Depois de curta pausa, Salvador rematou assim:

— De tudo o que lhes disse não tenho outras provas além destas
cartas, que seriam bastante, e de minhas lágrimas, que hão de ser
eternas. Mas, ainda quando haja outras, creio que não serão precisas.
Na situação em que estamos, só há duas soluções possíveis; ou nada
se altera do que o conselheiro estatuiu, e somente eu carregarei as
conseqüências da sorte, desaparecendo; ou a família rejeita Helena, e
eu a levarei comigo. Dir-se-á que a lei a protege a todo transe? Pois
ela assinará todas as desistências necessárias...

Estácio cortou-lhe a palavra, dizendo que oportunamente lhe dariam
resposta. Saíram logo depois; não trocaram uma só palavra; cada um
deles ia absorto. Contudo, o padre observava de quando em quando o
sobrinho de D. Úrsula, buscando adivinhar-lhe os pensamentos.

Chegando à porta da chácara, o padre perguntou ao moço:

— Que pretende fazer?

— Não sei ainda.

— Sei eu o que deve fazer: nada.

— Conservar esta situação?

— Decerto. Helena obedeceu à vontade de seus dois pais, aceitando o
equívoco em que ambos a vieram colocar. Obedeceu à força. Agora,
está reconhecida; é um fato que não podemos discutir nem alterar.

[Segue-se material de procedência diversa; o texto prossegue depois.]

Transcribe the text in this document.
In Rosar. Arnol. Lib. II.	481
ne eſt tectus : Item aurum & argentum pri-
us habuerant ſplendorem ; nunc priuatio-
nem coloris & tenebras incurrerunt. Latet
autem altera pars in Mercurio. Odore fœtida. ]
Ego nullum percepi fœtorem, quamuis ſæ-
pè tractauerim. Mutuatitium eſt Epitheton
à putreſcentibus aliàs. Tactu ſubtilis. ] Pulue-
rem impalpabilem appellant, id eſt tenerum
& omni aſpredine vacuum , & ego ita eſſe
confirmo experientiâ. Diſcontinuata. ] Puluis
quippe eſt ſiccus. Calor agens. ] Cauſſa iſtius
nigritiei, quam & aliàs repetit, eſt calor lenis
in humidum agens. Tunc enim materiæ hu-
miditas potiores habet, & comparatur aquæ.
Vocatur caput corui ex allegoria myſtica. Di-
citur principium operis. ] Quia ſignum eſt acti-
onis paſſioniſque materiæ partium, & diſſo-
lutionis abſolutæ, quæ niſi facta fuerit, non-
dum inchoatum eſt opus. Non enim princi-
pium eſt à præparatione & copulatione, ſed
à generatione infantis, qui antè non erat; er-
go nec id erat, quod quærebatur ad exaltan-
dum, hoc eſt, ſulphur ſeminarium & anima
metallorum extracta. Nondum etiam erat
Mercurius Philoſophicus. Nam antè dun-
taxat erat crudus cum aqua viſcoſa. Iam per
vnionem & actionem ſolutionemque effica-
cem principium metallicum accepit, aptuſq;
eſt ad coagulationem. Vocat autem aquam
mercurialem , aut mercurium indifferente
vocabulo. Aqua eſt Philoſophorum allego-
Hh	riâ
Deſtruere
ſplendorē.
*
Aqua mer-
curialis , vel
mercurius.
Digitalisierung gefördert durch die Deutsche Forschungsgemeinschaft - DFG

Estácio esteve silencioso alguns instantes.

— Mas, posso eu, à vista do que acabamos de ouvir, conservar a
Helena um título que rigorosamente lhe não pertence? Helena não é
minha irmã; é absolutamente estranha à nossa família; o título que
nos ligava, desaparece. Por que motivo continuaríamos nós uma
falsificação...

— De seu pai? atalhou Melchior.

— Padre-mestre!

— Aquele homem falou verdade; mas nem a lei nem a Igreja se
contentam com essa simples verdade. Em oposição a ela, há a
declaração derradeira de um morto. A justiça civil exige mais do que
palavras e lágrimas; a eclesiástica não extingue, com um traço de
pena, a afirmação póstuma. Demais, não se espera que esse homem
reproduza perante ninguém as declarações de há pouco; só o fará   quando perder a última esperança. É evidente que ele nada quer
alterar do que se pai estabeleceu, e antes se sacrificará do que
envergonhará a filha. Sente-se disposto a fazer o que ele recusa?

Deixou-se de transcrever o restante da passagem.